Les résultats du programme démontrent que l’attractivité du travail, la satisfaction sociale qu’il procure et la productivité qu’il secrète sont intimement liées. Il est possible d’améliorer de façon significative les trois au travers d’un mode de management de proximité en rupture avec celui anachronique de type fayolo-taylorien[1] dans le privé et wébérien[2] dans le public, qui affecte les six leviers de la satisfaction au travail ou qualité de la vie au travail (QVT) : 1. les conditions de travail tant physiques que psychologiques, 2. l’organisation du travail, 3. la communication-coordination-concertation et le sens au travail, 4. la gestion du temps, 5. la formation et l’évolution professionnelles, 6. la mise en œuvre stratégique (en particulier la stratégie de rémunération et de répartition de la valeur économique créée).
Ces six leviers de la satisfaction au travail se révèlent être également ceux de la productivité durable et de l’attractivité du travail. Ces domaines doivent faire l’objet de négociations régulières en proximité entre le dirigeant et ses salariés dans les petites entreprises, le manager et les membres de son équipe dans les plus grandes, pour les adapter périodiquement au niveau recherché de satisfaction sociale. L’amélioration de ces leviers permet la réduction des coûts cachés – « cachés » dans le sens non pris en compte ou très imparfaitement par les systèmes d’information comptable (budgets, comptes de résultats, bilans). Cette réduction permet d’autofinancer les investissements faits en la matière. Nos recherches montrent qu’un euro investi en qualité du management en rapporte quatre, en moyenne, en surcroît de productivité. Ce texte revient sur les résultats de ces modes de management visant l’amélioration de la satisfaction au travail. Y voir plus clair sur ces résultats est une condition préalable pour mettre en place et diffuser ce mode de management. Mais pour ce faire, il faut disposer pour cela d’une méthode adaptée d’observation extra comptable.
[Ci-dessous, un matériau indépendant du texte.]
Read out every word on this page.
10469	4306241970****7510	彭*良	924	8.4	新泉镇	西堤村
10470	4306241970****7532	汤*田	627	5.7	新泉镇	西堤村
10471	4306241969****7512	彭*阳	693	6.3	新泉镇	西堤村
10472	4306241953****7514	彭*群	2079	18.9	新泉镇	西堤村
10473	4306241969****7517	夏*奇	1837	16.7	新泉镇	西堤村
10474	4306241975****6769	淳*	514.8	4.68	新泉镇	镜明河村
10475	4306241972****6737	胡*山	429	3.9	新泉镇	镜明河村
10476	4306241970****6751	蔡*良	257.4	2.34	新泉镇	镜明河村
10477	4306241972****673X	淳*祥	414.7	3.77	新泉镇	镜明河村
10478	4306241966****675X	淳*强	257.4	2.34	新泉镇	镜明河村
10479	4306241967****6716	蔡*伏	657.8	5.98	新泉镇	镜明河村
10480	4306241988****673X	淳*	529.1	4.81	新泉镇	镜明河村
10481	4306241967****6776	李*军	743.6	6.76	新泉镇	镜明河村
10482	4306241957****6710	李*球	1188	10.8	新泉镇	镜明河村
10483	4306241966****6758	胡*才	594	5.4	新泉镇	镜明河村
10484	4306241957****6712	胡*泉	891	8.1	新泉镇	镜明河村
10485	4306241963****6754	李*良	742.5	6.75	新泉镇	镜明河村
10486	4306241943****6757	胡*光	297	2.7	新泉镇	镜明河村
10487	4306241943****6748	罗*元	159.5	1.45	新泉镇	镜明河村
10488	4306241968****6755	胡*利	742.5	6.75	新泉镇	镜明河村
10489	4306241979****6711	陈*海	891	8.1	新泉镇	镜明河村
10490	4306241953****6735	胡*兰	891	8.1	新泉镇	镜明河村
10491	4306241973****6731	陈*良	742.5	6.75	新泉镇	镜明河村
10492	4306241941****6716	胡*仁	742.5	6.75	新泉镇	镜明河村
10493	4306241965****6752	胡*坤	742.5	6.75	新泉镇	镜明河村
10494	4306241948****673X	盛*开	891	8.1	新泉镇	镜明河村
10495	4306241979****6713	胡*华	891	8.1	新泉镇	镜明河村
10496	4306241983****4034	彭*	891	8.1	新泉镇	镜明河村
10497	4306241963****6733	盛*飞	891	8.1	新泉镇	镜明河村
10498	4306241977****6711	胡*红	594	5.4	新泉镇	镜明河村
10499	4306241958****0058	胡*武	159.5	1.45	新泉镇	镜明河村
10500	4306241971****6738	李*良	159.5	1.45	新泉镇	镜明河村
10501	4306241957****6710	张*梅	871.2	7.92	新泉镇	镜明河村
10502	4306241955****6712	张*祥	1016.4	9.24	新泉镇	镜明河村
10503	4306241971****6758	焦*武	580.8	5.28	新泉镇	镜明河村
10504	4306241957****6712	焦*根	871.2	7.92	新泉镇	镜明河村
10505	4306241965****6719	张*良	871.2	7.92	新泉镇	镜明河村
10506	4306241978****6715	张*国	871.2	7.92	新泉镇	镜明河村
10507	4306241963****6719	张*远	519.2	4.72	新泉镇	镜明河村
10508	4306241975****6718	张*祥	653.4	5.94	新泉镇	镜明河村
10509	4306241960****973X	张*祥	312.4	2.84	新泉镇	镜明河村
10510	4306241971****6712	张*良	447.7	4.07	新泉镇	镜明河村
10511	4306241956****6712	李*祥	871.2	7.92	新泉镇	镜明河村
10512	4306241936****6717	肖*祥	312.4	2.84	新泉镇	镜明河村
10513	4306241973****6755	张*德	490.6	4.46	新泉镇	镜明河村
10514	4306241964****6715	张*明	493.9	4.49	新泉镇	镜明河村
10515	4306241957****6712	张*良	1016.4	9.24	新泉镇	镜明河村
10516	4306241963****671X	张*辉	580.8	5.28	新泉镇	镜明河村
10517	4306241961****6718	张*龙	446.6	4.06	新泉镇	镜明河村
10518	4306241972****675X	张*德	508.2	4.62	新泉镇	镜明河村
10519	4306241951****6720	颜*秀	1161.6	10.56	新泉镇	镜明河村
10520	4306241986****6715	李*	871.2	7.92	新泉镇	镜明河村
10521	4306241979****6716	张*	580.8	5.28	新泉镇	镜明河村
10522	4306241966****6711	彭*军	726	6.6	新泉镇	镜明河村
1. Pour progresser en qualité du management, il faut une méthode d’observation rigoureuse de ses effets
Le premier résultat de cinquante années de recherches-interventions socio-économiques est d’avoir élaboré une méthode adaptée d’observation des effets du management sur les managés. Or, les effets du management sur les managés restent pour la plupart cachés des systèmes d’information comptable et financière. Pour l’illustrer, revenons à quelques définitions de base. « Management » vient du vieux mot français « ménager » qui signifie prendre soin d’un être vivant pour qu’il survive et se développe au mieux. Appliquée à l’être humain dans l’action collective organisée, cette définition d’origine est juste. Le management n’est donc pas une boîte à outils de solutions universelles mais un phénomène dynamique visant à s’occuper au mieux des membres d’une organisation pour qu’ils et elles survivent et se développent. « S’occuper au mieux » signifiant la recherche négociée d’équilibration[3] entre la satisfaction sociale des managés et leurs performances économiques. La performance socio-économique ou performance durable devient ainsi le critère central du management. Elle désigne une performance sociale compatible avec la performance économique et réciproquement.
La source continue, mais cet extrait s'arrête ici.